Monday 7 March 2011

The Catch-22 of taking exercise.

Given the fact that I am fastly approaching the age in life where the expansion of my thighs is no longer prevented by force of mind, I have unfortunately begun to turn into one of those poor souls I used to stare at incredulously from the safety of my gym’s jacuzzi: an exerciser. As such, considering that the gym is a place charged with social tension, I feel pressured to ‘fit in’ with the steady stream of twig-legged lacrosse players and gym regulars. Of course, not being a Mancunian drug dealer, I don’t actually own any tracksuit bottoms that are suitable for physical exertion. I have plenty that are suitable only for lounging and slobbing, something I am well-practiced in. Indeed, such ‘lounge pants’ as I believe they are now known, give the most unflattering, unshapely behind imaginable. If I happen to pass a mirror on such slob-days, I equate my bottom half to resembling something not unlike a blimp in appearance. I would not even dream of venturing to the gym in such apparel. 
So, upon a recent trip home, I visited A Sports Shop, which, being an emporium of sports equipment, was naturally, rammed full of discounted footballs and piles of K-Swiss trainers. Happily, these gave me something to hide behind as I approached a corner containing far too much uncomfortable-looking lycra. 
I grabbed the first tracksuit I saw and was asked by a salesman what sort of sport I’d be doing. “I won’t” I was tempted to reply. “I shall be selling cocaine to schoolchildren in it.” This sounded a lot better in my head. Not meaning to scandalise anyone, in reality I muttered “notsurethankyousomuch”. And no, I did not want to try it on, because I was never planning on wearing such a garment in a public place, so it didn’t matter.
So now, equipped with my in-keeping tracksuit and new, springy trainers, not to mention boob-squashing sports bra, I instantly felt revived in my need to Do Exercise.
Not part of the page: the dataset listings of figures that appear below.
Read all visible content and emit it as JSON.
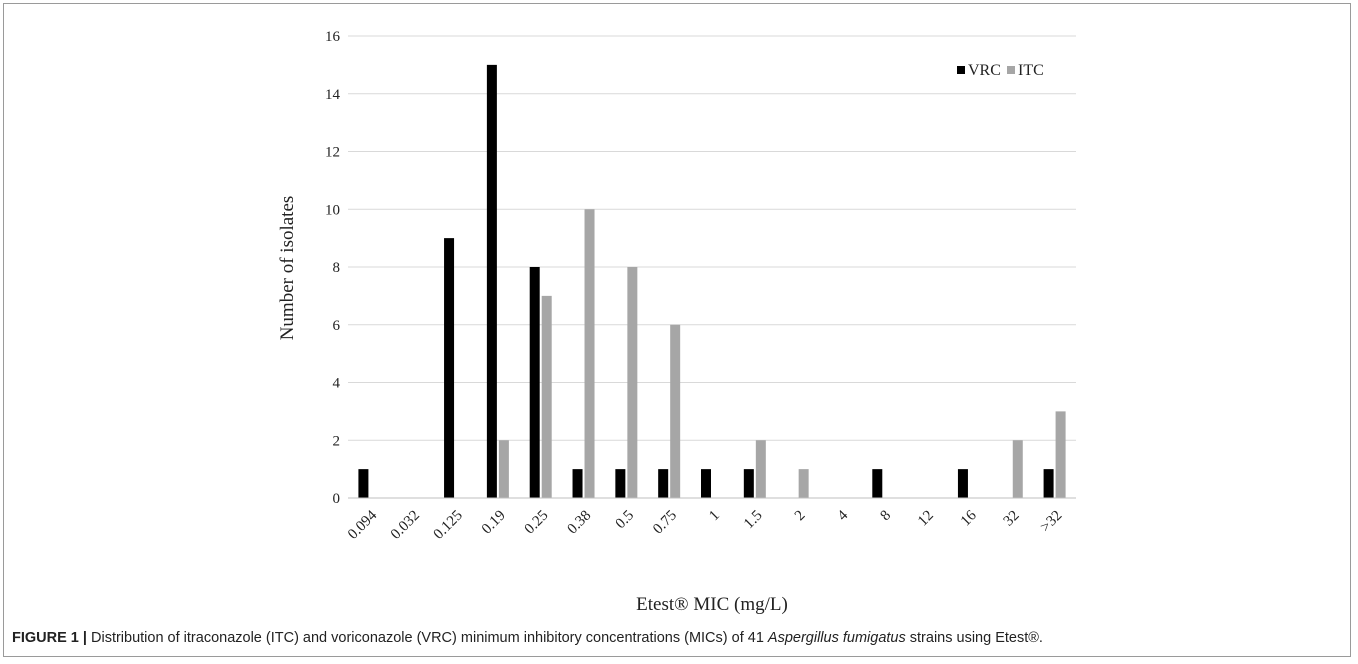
{
  "caption": {
    "label": "FIGURE 1 |",
    "text_before": " Distribution of itraconazole (ITC) and voriconazole (VRC) minimum inhibitory concentrations (MICs) of 41 ",
    "species": "Aspergillus fumigatus",
    "text_after": " strains using Etest®."
  },
  "colors": {
    "VRC": "#000000",
    "ITC": "#a6a6a6",
    "grid": "#d9d9d9",
    "axis": "#bfbfbf"
  },
  "chart_data": {
    "type": "bar",
    "xlabel": "Etest® MIC (mg/L)",
    "ylabel": "Number of isolates",
    "ylim": [
      0,
      16
    ],
    "yticks": [
      0,
      2,
      4,
      6,
      8,
      10,
      12,
      14,
      16
    ],
    "grid": true,
    "legend_position": "top-right",
    "categories": [
      "0.094",
      "0.032",
      "0.125",
      "0.19",
      "0.25",
      "0.38",
      "0.5",
      "0.75",
      "1",
      "1.5",
      "2",
      "4",
      "8",
      "12",
      "16",
      "32",
      ">32"
    ],
    "series": [
      {
        "name": "VRC",
        "values": [
          1,
          0,
          9,
          15,
          8,
          1,
          1,
          1,
          1,
          1,
          0,
          0,
          1,
          0,
          1,
          0,
          1
        ]
      },
      {
        "name": "ITC",
        "values": [
          0,
          0,
          0,
          2,
          7,
          10,
          8,
          6,
          0,
          2,
          1,
          0,
          0,
          0,
          0,
          2,
          3
        ]
      }
    ]
  }
}
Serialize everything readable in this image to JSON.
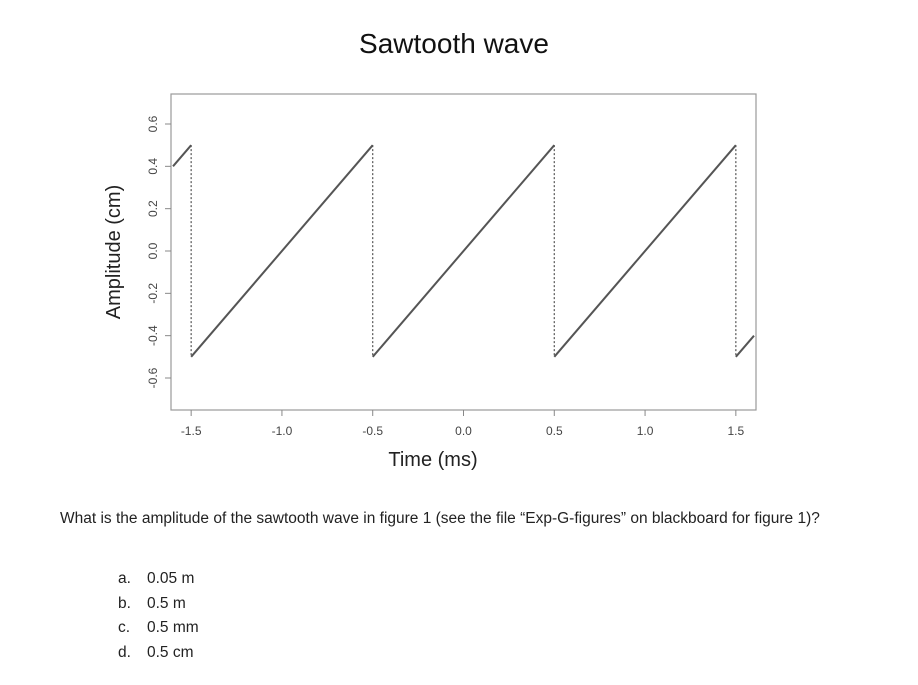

I returned to my gym a few days later, into a room that contained many implements of torture on the walls and a woman called Mary in the middle of it all. Mary, the former body-builder and all-round fitness freak, the very antithesis of anything I could ever want to aspire to in the gym world. All I could hope for was to prevent my thighs from expanding to The Chafe Stage. 
The Stretching Room in the gym is an alarming place for me. I found myself standing in front of a mirror, looking at my tracksuit bottoms, whilst people all around me were gyrating their hips. Now I’ve seen elderly people in Florida doing this, so I know it is humanely possible. I could not help finding the whole situation absurd.
The main problem with my new exercise ethos has been the sheer complicatedness of it all. I’d rather prance around a ballet studio for 2 hours than “strengthen my core” with a gigantic bouncy-ball. I am struck by the sheer mind-numbing boredom that comes with a gym routine. The monotonous creaking of the treadmill, the incessant whirring of the rowing machine. And the slow-rate of improvement brought about by each breath and each stretched limb! So, as you’re stood there, strapped into some ridiculous weight machine in some uncompromising position, in your silly trousers, stultified by the tedium of it all, I start to intellectualise the process. 
And I have reached an alarming conclusion, the "Catch 22" if you will: if I fail to spend several hours a day lifting things up and putting things down again, strapping by bosom into what can only be described as scaffolding, and testing the limits of my knee joints, I’ll be back in a world of of self-revulsion, plagued by thoughts of “THIGHS. THIGHS. THIGHS.” Once again, I will look upon the twig-legged Lacrosse girls with silent hatred. And if I do spend several hours a day lifting things up and putting them down again, nothing will happen. Nothing other than the certainty of having to wear my ridiculous trousers all over again.